たとえば、20以上の診療科を有するような総合病院では、MDC別の患者数は以下のように表示されます。多くの領域での治療実績があることがわかります。

総合病院の患者数の表示例

(*画像をクリックすると拡大表示されます)

一方で、専門特化した病院の患者数は、次のように表示されます。特定の領域だけの治療実績が突出していることがわかります。

  • 消化器専門病院の例

  • 脳神経外科専門病院の例

  • 乳がん専門病院の例

 

(*画像をクリックすると拡大表示されます)

病院内の患者数を医療圏シェアで比較する

先ほどの総合病院の患者数では、消化器系の患者数がもっとも多く、循環器系がそれに続き、内分泌系の患者数はそれほど多くないと表示されています。
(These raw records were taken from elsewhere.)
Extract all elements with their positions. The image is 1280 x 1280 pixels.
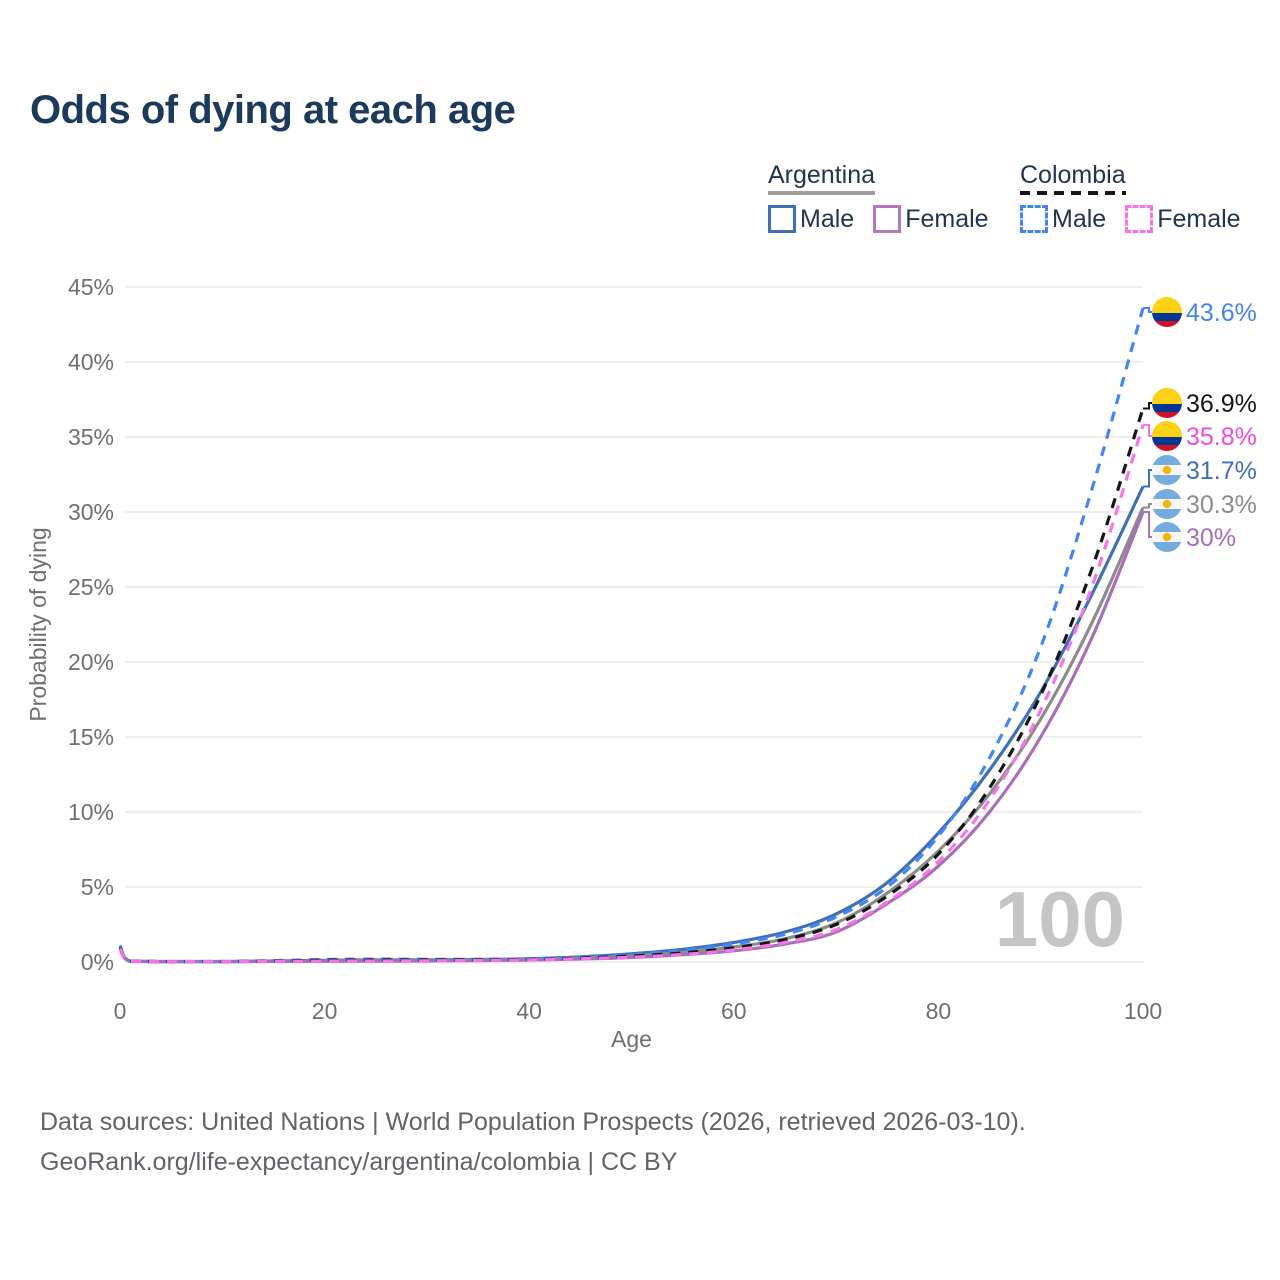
curve-colombia-both[interactable]	[118, 408, 1145, 964]
leader-colombia-male	[1143, 307, 1152, 313]
y-tick-20: 20%	[68, 649, 114, 675]
leader-argentina-female	[1143, 511, 1152, 538]
y-tick-45: 45%	[68, 274, 114, 300]
x-axis-title: Age	[611, 1026, 652, 1052]
x-tick-0: 0	[114, 998, 127, 1024]
end-label-colombia-male: 43.6%	[1186, 299, 1257, 327]
x-tick-80: 80	[926, 998, 952, 1024]
flag-icon-argentina-argentina-male	[1152, 455, 1182, 485]
page-title: Odds of dying at each age	[30, 88, 516, 132]
leader-argentina-both	[1143, 503, 1152, 509]
flag-icon-colombia-colombia-female	[1152, 421, 1182, 451]
y-tick-5: 5%	[81, 874, 114, 900]
end-label-argentina-female: 30%	[1186, 524, 1236, 552]
attribution-link[interactable]: GeoRank.org/life-expectancy/argentina/co…	[40, 1148, 678, 1176]
legend-label-colombia-female: Female	[1157, 205, 1241, 233]
end-label-colombia-both: 36.9%	[1186, 390, 1257, 418]
end-label-argentina-male: 31.7%	[1186, 457, 1257, 485]
curve-colombia-male[interactable]	[118, 307, 1145, 964]
legend-item-colombia-male[interactable]: Male	[1020, 205, 1106, 233]
legend-item-argentina-male[interactable]: Male	[768, 205, 854, 233]
y-tick-30: 30%	[68, 499, 114, 525]
data-source-line: Data sources: United Nations | World Pop…	[40, 1108, 1026, 1136]
x-tick-60: 60	[721, 998, 747, 1024]
y-tick-40: 40%	[68, 349, 114, 375]
x-tick-40: 40	[516, 998, 542, 1024]
curve-argentina-both[interactable]	[118, 506, 1145, 964]
leader-argentina-male	[1143, 469, 1152, 488]
legend-group-colombia: Colombia Male Female	[1020, 162, 1241, 233]
legend-swatch-argentina-male	[768, 205, 796, 233]
legend-swatch-argentina-female	[873, 205, 902, 233]
end-label-argentina-both: 30.3%	[1186, 491, 1257, 519]
legend-swatch-colombia-male	[1020, 205, 1048, 233]
legend-line-sample-argentina	[768, 191, 875, 195]
leader-colombia-both	[1143, 402, 1152, 410]
y-tick-0: 0%	[81, 949, 114, 975]
flag-icon-argentina-argentina-female	[1152, 522, 1182, 552]
legend-line-sample-colombia	[1020, 191, 1126, 195]
curve-argentina-male[interactable]	[118, 485, 1145, 964]
legend-label-argentina-male: Male	[800, 205, 855, 233]
end-label-colombia-female: 35.8%	[1186, 423, 1257, 451]
legend-country-argentina: Argentina	[768, 161, 876, 189]
curve-colombia-female[interactable]	[118, 424, 1145, 964]
legend-country-colombia: Colombia	[1020, 161, 1126, 189]
legend-label-colombia-male: Male	[1052, 205, 1107, 233]
x-tick-20: 20	[312, 998, 338, 1024]
y-tick-25: 25%	[68, 574, 114, 600]
y-tick-15: 15%	[68, 724, 114, 750]
legend-item-argentina-female[interactable]: Female	[873, 205, 989, 233]
y-axis-title: Probability of dying	[25, 527, 51, 721]
watermark-age-100: 100	[995, 875, 1125, 963]
legend-item-colombia-female[interactable]: Female	[1125, 205, 1241, 233]
flag-icon-argentina-argentina-both	[1152, 489, 1182, 519]
flag-icon-colombia-colombia-male	[1152, 297, 1182, 327]
y-tick-35: 35%	[68, 424, 114, 450]
x-tick-100: 100	[1124, 998, 1162, 1024]
chart-legend: Argentina Male Female Colombia Male	[0, 162, 1280, 242]
legend-label-argentina-female: Female	[905, 205, 989, 233]
flag-icon-colombia-colombia-both	[1152, 388, 1182, 418]
legend-group-argentina: Argentina Male Female	[768, 162, 989, 233]
leader-colombia-female	[1143, 424, 1152, 437]
legend-swatch-colombia-female	[1125, 205, 1154, 233]
y-tick-10: 10%	[68, 799, 114, 825]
しかし、この病院は消化器系の治療能力が高く、内分泌系はそれほどでもないと考えるのは誤りです。

日本人がかかる疾患構成は消化器系の割合がもっとも高いため、多くの病院で消化器系の患者数が最大になっています。そこで、その母数の格差を補正する上で「医療圏シェア」という指標が参考になります。
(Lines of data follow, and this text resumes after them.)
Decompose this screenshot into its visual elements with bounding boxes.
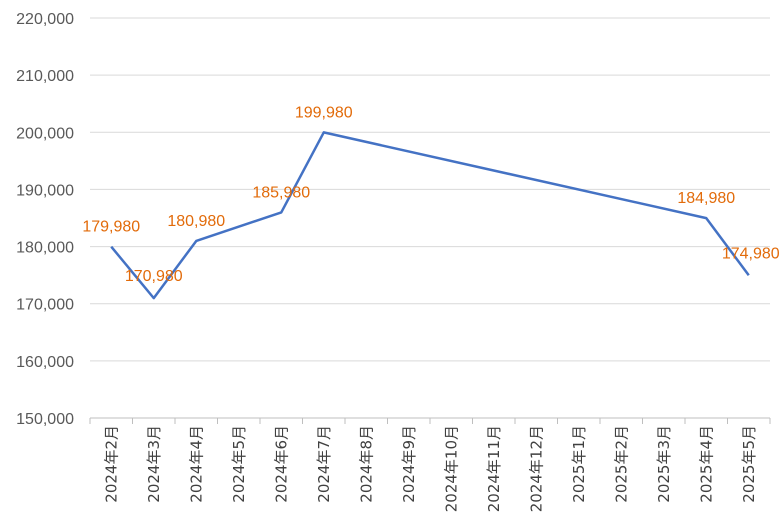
y-tick-label: 190,000 (16, 182, 74, 199)
x-tick-label: 2024年9月 (400, 425, 418, 503)
x-tick-label: 2024年6月 (272, 425, 290, 503)
data-label: 179,980 (82, 219, 140, 236)
data-label: 174,980 (722, 245, 780, 262)
x-tick-label: 2024年4月 (187, 425, 205, 503)
y-tick-label: 220,000 (16, 11, 74, 28)
x-tick-label: 2024年3月 (145, 425, 163, 503)
data-label: 184,980 (677, 190, 735, 207)
y-tick-label: 180,000 (16, 240, 74, 257)
x-axis: 2024年2月 2024年3月 2024年4月 2024年5月 2024年6月 2024年… (89, 417, 771, 512)
y-tick-label: 200,000 (16, 125, 74, 142)
x-tick-label: 2024年2月 (102, 425, 120, 503)
x-tick-label: 2025年3月 (655, 425, 673, 503)
x-tick-label: 2025年4月 (697, 425, 715, 503)
x-tick-label: 2024年10月 (442, 425, 460, 512)
x-tick-label: 2025年5月 (740, 425, 758, 503)
y-tick-label: 210,000 (16, 68, 74, 85)
data-label: 170,980 (125, 268, 183, 285)
data-label: 199,980 (295, 104, 353, 121)
x-tick-label: 2024年5月 (230, 425, 248, 503)
x-tick-label: 2024年12月 (527, 425, 545, 512)
y-tick-label: 160,000 (16, 354, 74, 371)
series-layer (110, 131, 750, 300)
gridlines (90, 17, 770, 362)
data-labels: 179,980 170,980 180,980 185,980 199,980 184,9… (82, 104, 779, 285)
x-tick-label: 2025年2月 (612, 425, 630, 503)
x-tick-label: 2024年7月 (315, 425, 333, 503)
y-tick-label: 170,000 (16, 297, 74, 314)
x-tick-label: 2024年8月 (357, 425, 375, 503)
data-label: 185,980 (252, 184, 310, 201)
y-tick-label: 150,000 (16, 411, 74, 428)
x-tick-label: 2024年11月 (485, 425, 503, 512)
data-label: 180,980 (167, 213, 225, 230)
y-axis: 150,000 160,000 170,000 180,000 190,000 200,0… (16, 11, 74, 428)
x-tick-label: 2025年1月 (570, 425, 588, 503)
先ほどの総合病院のグラフ表示を、患者数から医療圏シェアに表示を変更させると、まったく違ったグラフの形になりました。それによると、消化器系のシェアはそれほど高くはありませんが、内分泌系や循環器系のシェアが非常に高く、この地域における優位性がありそうだと判断できるのです。

  • ある総合病院の患者数

  • 同じ病院の医療圏シェア

 

(*画像をクリックすると拡大表示されます)

なお、医療圏シェアは当然ながら、同じ医療圏内の競合病院の数によって変わります。そのため、別の医療圏の病院を医療圏シェアで比較することは適当ではありません。

MDC分類よりも細かく分類できないのか?

現在のところMDCは18分類に分かれていますが、たとえば、消化器系疾患などの分類では患者数が多すぎるため、より細かく臓器別や傷病別(胃がん、大腸がんなど)に患者数を把握できるほうが望ましいのは当然です。
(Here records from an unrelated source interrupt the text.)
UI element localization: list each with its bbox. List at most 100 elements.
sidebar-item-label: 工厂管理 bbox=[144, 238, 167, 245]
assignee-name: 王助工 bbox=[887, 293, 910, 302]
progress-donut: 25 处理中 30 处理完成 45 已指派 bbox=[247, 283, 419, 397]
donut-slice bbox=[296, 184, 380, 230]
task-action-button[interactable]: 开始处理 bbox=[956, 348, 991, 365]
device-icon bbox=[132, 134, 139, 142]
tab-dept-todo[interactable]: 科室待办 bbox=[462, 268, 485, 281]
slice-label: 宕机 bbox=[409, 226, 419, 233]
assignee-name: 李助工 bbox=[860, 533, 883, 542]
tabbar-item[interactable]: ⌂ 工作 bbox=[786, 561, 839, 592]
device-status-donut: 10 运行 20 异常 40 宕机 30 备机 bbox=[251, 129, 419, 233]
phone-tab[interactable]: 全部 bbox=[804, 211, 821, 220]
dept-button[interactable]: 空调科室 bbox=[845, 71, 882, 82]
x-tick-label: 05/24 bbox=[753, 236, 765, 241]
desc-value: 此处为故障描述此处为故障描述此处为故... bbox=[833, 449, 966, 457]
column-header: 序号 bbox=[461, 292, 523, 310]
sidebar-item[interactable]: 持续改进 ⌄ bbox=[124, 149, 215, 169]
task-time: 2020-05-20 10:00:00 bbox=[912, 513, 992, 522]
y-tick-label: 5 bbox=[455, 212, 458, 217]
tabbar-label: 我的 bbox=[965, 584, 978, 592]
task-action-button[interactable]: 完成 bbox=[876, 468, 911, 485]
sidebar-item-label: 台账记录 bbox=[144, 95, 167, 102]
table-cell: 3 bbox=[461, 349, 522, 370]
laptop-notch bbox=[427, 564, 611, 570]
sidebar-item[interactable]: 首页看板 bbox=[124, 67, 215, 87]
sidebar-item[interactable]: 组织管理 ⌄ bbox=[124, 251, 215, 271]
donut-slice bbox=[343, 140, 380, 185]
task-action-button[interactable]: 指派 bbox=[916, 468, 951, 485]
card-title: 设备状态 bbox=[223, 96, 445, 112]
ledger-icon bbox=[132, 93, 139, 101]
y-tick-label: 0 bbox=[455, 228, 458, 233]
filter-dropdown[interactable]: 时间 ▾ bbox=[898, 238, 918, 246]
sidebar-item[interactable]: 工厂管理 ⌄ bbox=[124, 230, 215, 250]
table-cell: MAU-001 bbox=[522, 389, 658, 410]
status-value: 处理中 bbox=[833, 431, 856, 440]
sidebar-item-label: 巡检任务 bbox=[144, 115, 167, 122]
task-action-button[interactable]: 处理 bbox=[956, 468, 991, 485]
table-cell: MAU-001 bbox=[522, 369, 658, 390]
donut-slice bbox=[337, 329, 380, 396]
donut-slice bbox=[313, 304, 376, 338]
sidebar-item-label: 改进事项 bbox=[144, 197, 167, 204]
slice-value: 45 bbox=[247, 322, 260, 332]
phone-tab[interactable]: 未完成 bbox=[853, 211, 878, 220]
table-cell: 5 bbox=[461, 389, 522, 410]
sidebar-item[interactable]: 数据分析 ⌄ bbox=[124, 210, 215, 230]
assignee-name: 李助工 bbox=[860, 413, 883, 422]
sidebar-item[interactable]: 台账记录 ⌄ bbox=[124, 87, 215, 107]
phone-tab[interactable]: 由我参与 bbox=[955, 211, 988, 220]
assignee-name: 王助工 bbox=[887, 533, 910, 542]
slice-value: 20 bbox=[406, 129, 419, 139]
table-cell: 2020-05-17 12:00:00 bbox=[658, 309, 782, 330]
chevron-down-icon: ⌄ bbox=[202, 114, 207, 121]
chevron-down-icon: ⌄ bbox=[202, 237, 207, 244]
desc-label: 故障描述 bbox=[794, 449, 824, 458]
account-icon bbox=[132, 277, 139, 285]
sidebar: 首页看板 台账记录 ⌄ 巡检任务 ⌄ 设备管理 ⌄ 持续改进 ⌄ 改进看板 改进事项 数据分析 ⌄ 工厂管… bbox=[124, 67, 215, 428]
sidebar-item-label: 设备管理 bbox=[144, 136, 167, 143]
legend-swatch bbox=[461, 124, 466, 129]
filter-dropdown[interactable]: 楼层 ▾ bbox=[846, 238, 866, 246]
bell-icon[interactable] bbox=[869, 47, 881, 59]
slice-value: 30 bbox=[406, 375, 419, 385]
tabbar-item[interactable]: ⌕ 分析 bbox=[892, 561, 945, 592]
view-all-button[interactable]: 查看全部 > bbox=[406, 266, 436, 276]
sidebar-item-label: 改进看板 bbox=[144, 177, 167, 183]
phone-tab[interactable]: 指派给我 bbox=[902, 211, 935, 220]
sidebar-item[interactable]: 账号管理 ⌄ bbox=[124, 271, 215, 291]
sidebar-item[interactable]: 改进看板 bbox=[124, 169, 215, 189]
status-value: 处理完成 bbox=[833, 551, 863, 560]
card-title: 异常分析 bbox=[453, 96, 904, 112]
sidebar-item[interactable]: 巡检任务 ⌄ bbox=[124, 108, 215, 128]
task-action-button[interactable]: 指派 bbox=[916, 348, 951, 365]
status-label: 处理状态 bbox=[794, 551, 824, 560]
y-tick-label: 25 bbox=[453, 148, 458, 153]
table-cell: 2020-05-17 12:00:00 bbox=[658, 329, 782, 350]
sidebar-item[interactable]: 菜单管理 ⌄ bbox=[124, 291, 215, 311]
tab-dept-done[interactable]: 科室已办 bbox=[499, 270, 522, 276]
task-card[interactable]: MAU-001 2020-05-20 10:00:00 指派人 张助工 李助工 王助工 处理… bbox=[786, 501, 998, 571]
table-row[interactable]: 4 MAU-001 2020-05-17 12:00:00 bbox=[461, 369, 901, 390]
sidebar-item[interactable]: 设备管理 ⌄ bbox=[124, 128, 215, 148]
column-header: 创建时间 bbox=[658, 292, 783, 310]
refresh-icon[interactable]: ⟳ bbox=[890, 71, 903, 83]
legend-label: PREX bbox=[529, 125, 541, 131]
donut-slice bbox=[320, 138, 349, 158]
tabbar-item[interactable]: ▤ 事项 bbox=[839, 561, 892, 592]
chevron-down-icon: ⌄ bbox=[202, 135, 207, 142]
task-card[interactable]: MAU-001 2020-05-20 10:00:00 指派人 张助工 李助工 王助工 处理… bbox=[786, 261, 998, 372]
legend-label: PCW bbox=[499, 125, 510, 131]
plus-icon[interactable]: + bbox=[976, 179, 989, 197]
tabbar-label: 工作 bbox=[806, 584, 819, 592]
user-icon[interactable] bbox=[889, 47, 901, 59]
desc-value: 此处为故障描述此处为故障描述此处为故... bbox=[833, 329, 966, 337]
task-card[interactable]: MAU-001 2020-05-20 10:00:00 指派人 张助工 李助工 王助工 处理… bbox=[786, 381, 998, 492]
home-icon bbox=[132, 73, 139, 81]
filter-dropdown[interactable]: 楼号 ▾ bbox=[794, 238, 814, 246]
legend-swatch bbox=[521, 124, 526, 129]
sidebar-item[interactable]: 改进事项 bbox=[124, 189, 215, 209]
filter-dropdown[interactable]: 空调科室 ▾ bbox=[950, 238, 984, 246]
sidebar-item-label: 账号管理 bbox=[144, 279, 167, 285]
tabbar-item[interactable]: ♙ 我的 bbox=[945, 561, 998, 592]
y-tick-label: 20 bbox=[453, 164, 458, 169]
DPCの元データは詳細な傷病別分類が行われているため、理論的には傷病別に詳しく比較することも可能です。また、DPCデータには主治医コードも割り当てられているので、医師単位で実績を比較することさえもできます。厚生労働省にはすべてのDPC参加病院の詳細なデータが集まっているので、省内ではすでにかなり詳細な分析が行われているのかもしれません。

しかし、残念ながら現在のところ、MDC分類よりも細かい単位での信頼性の高い網羅性のある情報は厚生労働省から公表されておらず、私たちが入手できる情報には限界があります。将来的にはより詳細な情報の公開が望まれるところです。